Mahomet : les limites de la caricature
par Bernard Lallement
jeudi 2 février 2006
Mahomet : les limites de la caricature
Entre les outrances du régime de Téhéran, et la victoire du Hamas en Palestine, le monde arabe n’avait pas besoin d’une telle surenchère sur le registre de l’intolérance. A croire qu’il s’agissait du but recherché.
Mais, alors que le quotidien danois présentait ses excuses, France-Soir a décidé de publier les dessins incriminés. Certes, le quotidien fondé par Pierre Lazareff est en coma prolongé devant l’érosion dramatique de ses lecteurs, et faire sa « une » sur ce qui est devenu « une controverse d’ampleur mondiale », pour reprendre les termes de son éditorialiste, est plus que tentant. Pour autant, la reconquête, improbable, d’un lectorat ne s’exonère pas d’une éthique, inhérente à la profession de journaliste.
La liberté d’expression ne signifie, nullement, pouvoir tout dire et le droit à la caricature a ses limites, légales et morales.
Nous sommes, certainement, l’un des pays tout à la fois respectueux de l’expression publique mais aussi soucieux de protéger la vie privée et les croyances religieuses.
Contrairement au catholicisme, la religion coranique, mais la juive également, ne connaît pas les symboles divins. Mahomet est un saint homme, mais pas un dieu ; seuls comptent ses préceptes, on ne peut lui donner un visage humain.
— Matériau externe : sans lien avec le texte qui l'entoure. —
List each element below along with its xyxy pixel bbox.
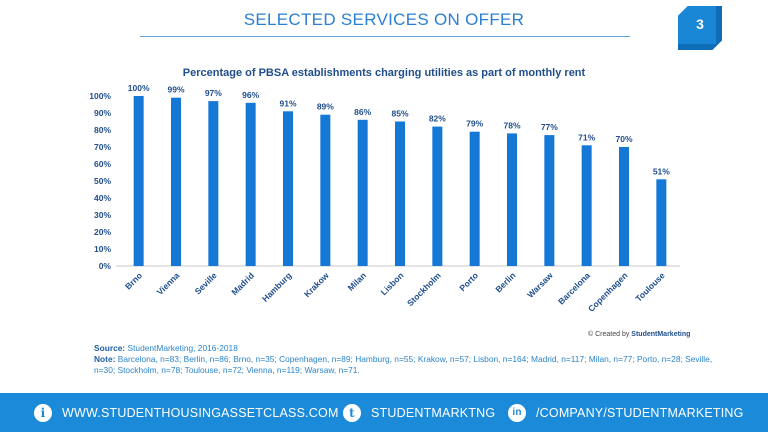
x-tick-label-krakow: Krakow [302,270,331,299]
x-tick-label-hamburg: Hamburg [260,270,293,303]
y-tick-label: 50% [94,176,111,186]
data-label-barcelona: 71% [578,132,595,142]
x-tick-label-stockholm: Stockholm [405,270,443,308]
footer-twitter[interactable]: t STUDENTMARKTNG [343,393,495,432]
bar-toulouse [656,179,667,266]
data-label-madrid: 96% [242,90,259,100]
source-notes: Source: StudentMarketing, 2016-2018 Note… [94,343,714,376]
bar-milan [357,119,368,266]
data-label-warsaw: 77% [541,122,558,132]
y-tick-label: 100% [89,91,111,101]
x-tick-label-porto: Porto [457,270,480,293]
x-tick-label-barcelona: Barcelona [556,270,592,306]
credit-prefix: © Created by [588,331,630,338]
note-text: Barcelona, n=83; Berlin, n=86; Brno, n=3… [94,354,713,375]
slide-title: SELECTED SERVICES ON OFFER [243,10,525,29]
bar-brno [133,96,144,266]
bar-porto [469,131,480,266]
data-label-brno: 100% [128,83,150,93]
bar-berlin [507,133,517,266]
x-tick-label-vienna: Vienna [155,270,182,297]
x-tick-label-toulouse: Toulouse [633,270,667,304]
x-tick-label-madrid: Madrid [229,270,256,297]
data-label-copenhagen: 70% [615,134,632,144]
x-tick-label-seville: Seville [193,270,219,296]
page-number: 3 [696,16,704,32]
x-tick-label-lisbon: Lisbon [379,270,406,297]
bar-madrid [245,102,256,266]
twitter-link[interactable]: STUDENTMARKTNG [371,405,496,420]
data-label-berlin: 78% [503,120,520,130]
chart-title: Percentage of PBSA establishments chargi… [183,67,586,79]
bar-chart: Percentage of PBSA establishments chargi… [89,67,680,314]
data-label-lisbon: 85% [391,109,408,119]
footer-bar: i WWW.STUDENTHOUSINGASSETCLASS.COM t STU… [0,393,768,432]
x-tick-label-warsaw: Warsaw [525,270,555,300]
x-tick-label-brno: Brno [123,270,144,291]
y-tick-label: 30% [94,210,111,220]
data-label-toulouse: 51% [653,166,670,176]
bar-hamburg [283,111,293,266]
data-label-krakow: 89% [317,102,334,112]
chart-credit: © Created by StudentMarketing [588,331,690,338]
y-tick-label: 80% [94,125,111,135]
source-label: Source: [94,343,126,353]
bar-lisbon [395,121,405,266]
y-tick-label: 90% [94,108,111,118]
y-tick-label: 0% [99,261,112,271]
cube-icon [678,6,722,50]
linkedin-link[interactable]: /COMPANY/STUDENTMARKETING [536,405,744,420]
data-label-seville: 97% [205,88,222,98]
data-label-porto: 79% [466,119,483,129]
bar-barcelona [581,145,592,266]
note-label: Note: [94,354,116,364]
bar-vienna [171,97,181,266]
footer-linkedin[interactable]: in /COMPANY/STUDENTMARKETING [508,393,744,432]
source-text: StudentMarketing, 2016-2018 [127,343,238,353]
bar-seville [208,101,219,266]
linkedin-icon: in [508,403,526,422]
data-label-milan: 86% [354,107,371,117]
website-link[interactable]: WWW.STUDENTHOUSINGASSETCLASS.COM [62,405,339,420]
twitter-icon: t [343,403,361,422]
x-tick-label-berlin: Berlin [493,270,517,294]
credit-brand: StudentMarketing [631,331,691,338]
y-tick-label: 40% [94,193,111,203]
page-number-badge: 3 [670,2,728,52]
bar-copenhagen [619,147,629,266]
x-tick-label-milan: Milan [346,270,368,292]
data-label-stockholm: 82% [429,114,446,124]
bar-stockholm [432,126,443,266]
bar-warsaw [544,135,555,266]
data-label-vienna: 99% [167,85,184,95]
y-tick-label: 10% [94,244,111,254]
y-tick-label: 20% [94,227,111,237]
data-label-hamburg: 91% [279,98,296,108]
info-icon: i [34,403,52,422]
bar-krakow [320,114,331,266]
y-tick-label: 60% [94,159,111,169]
footer-website[interactable]: i WWW.STUDENTHOUSINGASSETCLASS.COM [34,393,339,432]
x-tick-label-copenhagen: Copenhagen [586,270,629,313]
title-divider [140,36,630,37]
y-tick-label: 70% [94,142,111,152]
Bien sûr, cette interdiction religieuse n’est pas opposable au journaliste dans un pays laïque. Mais il trouve une limite à son expression dans le respect dû aux personnes et aux religions. En outre, parce qu’il est engagé dans son époque, un reporter, fût-il « artiste », ne peut occulter les conséquences de ses écrits et l’impact qu’ils auront sur l’opinion publique à qui il s’adresse et que, parfois, il façonne.
Lors de la diffusion du film Amen de Costa-Gavras, une association catholique avait sollicité, en justice, l’interdiction de l’affiche présentant une croix gammée. Le juge avait débouté le demandeur au motif qu’une telle image, dans le contexte filmographique, n’excédait pas les limites du droit d’expression. En revanche, les mêmes tribunaux ont interdit une reproduction de la Cène détournée à des fins publicitaires. Il en serait de même si, demain, on se plaisait à montrer le Christ revêtu d’un uniforme nazi.
Chaque jour, des hommes et des femmes risquent leur vie pour nous informer. Certains sont morts ou emprisonnés. Ne nous trompons pas de combat. La liberté de la presse est trop précieuse pour être galvaudée et sacrifiée à des intérêts partisans.
Ces caricatures ne témoignent pas d’une grande intelligence chez leurs auteurs. Elles sont empreintes d’un certain mépris, d’une réelle volonté d’amalgame entre le terrorisme islamique et le Coran. Il s’agit là d’un mélange des genres dangereux.
Malheureusement, il est un mal, encore plus sournois, contre lequel nous avons de moins en moins de prise : la bêtise qui, ici, prend tout son (non) sens.